Hasil penelitian dari LIPI menyatakan bahwa 56 persen politisi yang berada di parlemen adalah pengusaha dan mayoritas menguasai posisi strategis parlemen. Sehingga dalam pandangannya, Faisal Basri sepakat bahwa kehadiran Omnibus Law menjadi karpet emas untuk para oligarki. “Hadirnya Omnibus Law membuat apapun yang dipandang sebagai penghambat investasi akan dilibas, apapun yang diminta pengusaha akan dikabulkan,” tambah Fisal. Disisi lain, Omnibus Law menurutnya juga melucuti hak-hak normatif pekerja, menumpulkan perlindungan lingkungan, mengurangi kewenangan daerah, menghilangkan sanksi pidana bagi pengusaha.

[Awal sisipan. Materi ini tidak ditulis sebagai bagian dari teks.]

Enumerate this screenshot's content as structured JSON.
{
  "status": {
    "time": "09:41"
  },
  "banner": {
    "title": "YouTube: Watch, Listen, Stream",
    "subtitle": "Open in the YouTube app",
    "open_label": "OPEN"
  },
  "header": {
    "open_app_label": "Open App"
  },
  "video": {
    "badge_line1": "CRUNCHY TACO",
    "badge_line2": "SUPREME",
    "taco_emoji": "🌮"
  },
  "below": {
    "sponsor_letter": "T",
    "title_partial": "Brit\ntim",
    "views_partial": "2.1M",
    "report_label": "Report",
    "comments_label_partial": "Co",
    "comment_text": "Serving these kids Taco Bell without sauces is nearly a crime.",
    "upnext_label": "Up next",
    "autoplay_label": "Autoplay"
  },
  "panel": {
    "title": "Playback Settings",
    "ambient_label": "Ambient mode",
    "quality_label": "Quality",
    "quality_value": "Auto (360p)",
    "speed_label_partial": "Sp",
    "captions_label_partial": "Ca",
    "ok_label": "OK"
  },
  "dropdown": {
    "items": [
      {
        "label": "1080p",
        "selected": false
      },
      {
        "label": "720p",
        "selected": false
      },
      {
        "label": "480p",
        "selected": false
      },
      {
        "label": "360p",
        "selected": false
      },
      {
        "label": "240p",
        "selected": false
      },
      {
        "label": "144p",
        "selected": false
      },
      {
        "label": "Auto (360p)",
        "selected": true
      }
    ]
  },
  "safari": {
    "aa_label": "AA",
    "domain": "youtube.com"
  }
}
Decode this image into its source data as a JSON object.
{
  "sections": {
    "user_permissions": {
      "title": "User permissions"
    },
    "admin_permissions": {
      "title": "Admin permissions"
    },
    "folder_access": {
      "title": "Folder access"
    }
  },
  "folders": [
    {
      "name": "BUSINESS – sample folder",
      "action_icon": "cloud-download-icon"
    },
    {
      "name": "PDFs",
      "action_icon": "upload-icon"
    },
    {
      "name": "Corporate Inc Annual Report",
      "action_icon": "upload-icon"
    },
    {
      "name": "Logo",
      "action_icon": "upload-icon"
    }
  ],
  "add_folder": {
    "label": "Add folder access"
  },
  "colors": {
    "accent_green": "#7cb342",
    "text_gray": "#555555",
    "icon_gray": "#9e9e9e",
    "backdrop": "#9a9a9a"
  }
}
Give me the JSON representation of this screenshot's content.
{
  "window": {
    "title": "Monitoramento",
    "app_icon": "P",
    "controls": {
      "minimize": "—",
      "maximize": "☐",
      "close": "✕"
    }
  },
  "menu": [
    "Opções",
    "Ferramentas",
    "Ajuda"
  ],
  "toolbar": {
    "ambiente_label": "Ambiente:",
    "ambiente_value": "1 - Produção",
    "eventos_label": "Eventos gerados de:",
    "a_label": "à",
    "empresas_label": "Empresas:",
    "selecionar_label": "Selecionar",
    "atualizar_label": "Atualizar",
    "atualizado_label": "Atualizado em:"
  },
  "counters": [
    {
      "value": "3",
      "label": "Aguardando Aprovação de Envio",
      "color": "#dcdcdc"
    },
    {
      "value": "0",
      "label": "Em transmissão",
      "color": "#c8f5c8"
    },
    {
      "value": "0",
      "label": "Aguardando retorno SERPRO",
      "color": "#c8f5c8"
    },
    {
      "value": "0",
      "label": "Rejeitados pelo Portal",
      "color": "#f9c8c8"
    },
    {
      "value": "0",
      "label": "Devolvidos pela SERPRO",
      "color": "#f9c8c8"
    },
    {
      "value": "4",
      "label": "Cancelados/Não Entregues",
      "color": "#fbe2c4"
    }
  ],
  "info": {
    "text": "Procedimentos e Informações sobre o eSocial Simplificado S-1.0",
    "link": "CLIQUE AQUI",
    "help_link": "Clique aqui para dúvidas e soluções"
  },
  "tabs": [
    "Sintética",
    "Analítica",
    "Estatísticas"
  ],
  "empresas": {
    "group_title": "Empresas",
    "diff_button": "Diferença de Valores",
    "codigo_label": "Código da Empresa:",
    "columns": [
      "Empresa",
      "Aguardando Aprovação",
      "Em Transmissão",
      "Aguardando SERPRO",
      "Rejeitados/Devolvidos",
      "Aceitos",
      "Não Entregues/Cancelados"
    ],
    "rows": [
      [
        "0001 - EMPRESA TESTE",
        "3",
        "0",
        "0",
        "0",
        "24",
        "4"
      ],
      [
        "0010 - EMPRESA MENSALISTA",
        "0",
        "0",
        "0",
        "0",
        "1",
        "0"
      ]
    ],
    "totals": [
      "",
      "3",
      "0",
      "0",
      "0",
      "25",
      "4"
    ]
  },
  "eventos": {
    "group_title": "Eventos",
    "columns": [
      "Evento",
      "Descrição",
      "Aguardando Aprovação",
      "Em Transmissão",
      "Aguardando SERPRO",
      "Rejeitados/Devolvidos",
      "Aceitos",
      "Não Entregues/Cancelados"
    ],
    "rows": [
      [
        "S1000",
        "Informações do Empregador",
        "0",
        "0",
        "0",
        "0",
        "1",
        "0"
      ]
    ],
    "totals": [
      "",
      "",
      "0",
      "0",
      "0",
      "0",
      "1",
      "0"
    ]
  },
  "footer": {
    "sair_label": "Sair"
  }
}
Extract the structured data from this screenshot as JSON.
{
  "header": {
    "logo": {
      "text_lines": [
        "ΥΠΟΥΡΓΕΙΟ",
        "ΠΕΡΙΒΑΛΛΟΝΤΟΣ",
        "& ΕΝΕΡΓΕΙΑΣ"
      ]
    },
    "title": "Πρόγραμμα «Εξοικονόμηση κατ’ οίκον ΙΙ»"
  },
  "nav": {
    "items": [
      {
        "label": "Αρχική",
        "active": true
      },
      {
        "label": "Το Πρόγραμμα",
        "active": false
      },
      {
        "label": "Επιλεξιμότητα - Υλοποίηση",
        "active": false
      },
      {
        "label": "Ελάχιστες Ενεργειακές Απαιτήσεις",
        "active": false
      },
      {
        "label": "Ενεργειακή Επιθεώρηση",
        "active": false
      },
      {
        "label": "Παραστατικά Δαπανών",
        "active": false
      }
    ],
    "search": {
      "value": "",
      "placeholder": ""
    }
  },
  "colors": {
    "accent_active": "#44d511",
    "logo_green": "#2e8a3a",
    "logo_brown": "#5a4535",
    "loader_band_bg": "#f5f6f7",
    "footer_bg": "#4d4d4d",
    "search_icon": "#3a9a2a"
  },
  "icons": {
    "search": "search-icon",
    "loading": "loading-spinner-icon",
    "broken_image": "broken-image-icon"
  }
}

Oleh sebab itu, Rocky Gerung, menyampaikan kritik secara tegas bahwa Omnibus Law ini bukan sekedar mengesampingkan demokrasi, tetapi juga menghilangkan demokrasi. “Promosi Omnibus Law adalah merampingkan birokrasi, sekaligus membabat institusi, lihat saja KPK dihabisi, kekuasaan daerah dilanggar, hak masyarakat adat dirampas,” tegas Rocky. Selanjutnya, ia menilai bahwa secara political ethics demokrasi di Indonesia betul-betul sudah hilang. “Keadaan sekarang bukan lagi demokrasi, tetapi dinamakan plutokrasi, yakni sistem politik yang dikuasai oleh kaum kaya,” tambahnya lagi.
Sebagai penutup diskusi, Firman berpesan bahwa Indonesia membutuhkan seseorang yang curiga dan kritis demi nama baik. Ia juga mengajak seluruh elemen masyarakat untuk dapat berkolaborasi menjaga kebaikan. Sementara Faisal menyampaikan usulannya kepada pemerintah untuk meningkatkan martabat pekerja dalam Omnibus Law. “Pekerja bukan faktor produksi, tetapi manusia yang harus dinaikkan martabatnya,” ujarnya. Berkaitan dengan oligarki, tak lupa Rocky berpesan kepada pemerintah dengan nada satirenya. “Jalan Jokowi di Uni Emirat Arab mengingatkan kita kalau beliau mengasuh oligarki, sedangkan Jalan Munir di Den Haag mengingatkan kita bahwa beliau melawan oligarki,” ucap Rocky.
Penulis: Abiyyu Genta Rijadianto, Amanda Diva Nareswari, dan Nisa Puspita Mawadati (Magang)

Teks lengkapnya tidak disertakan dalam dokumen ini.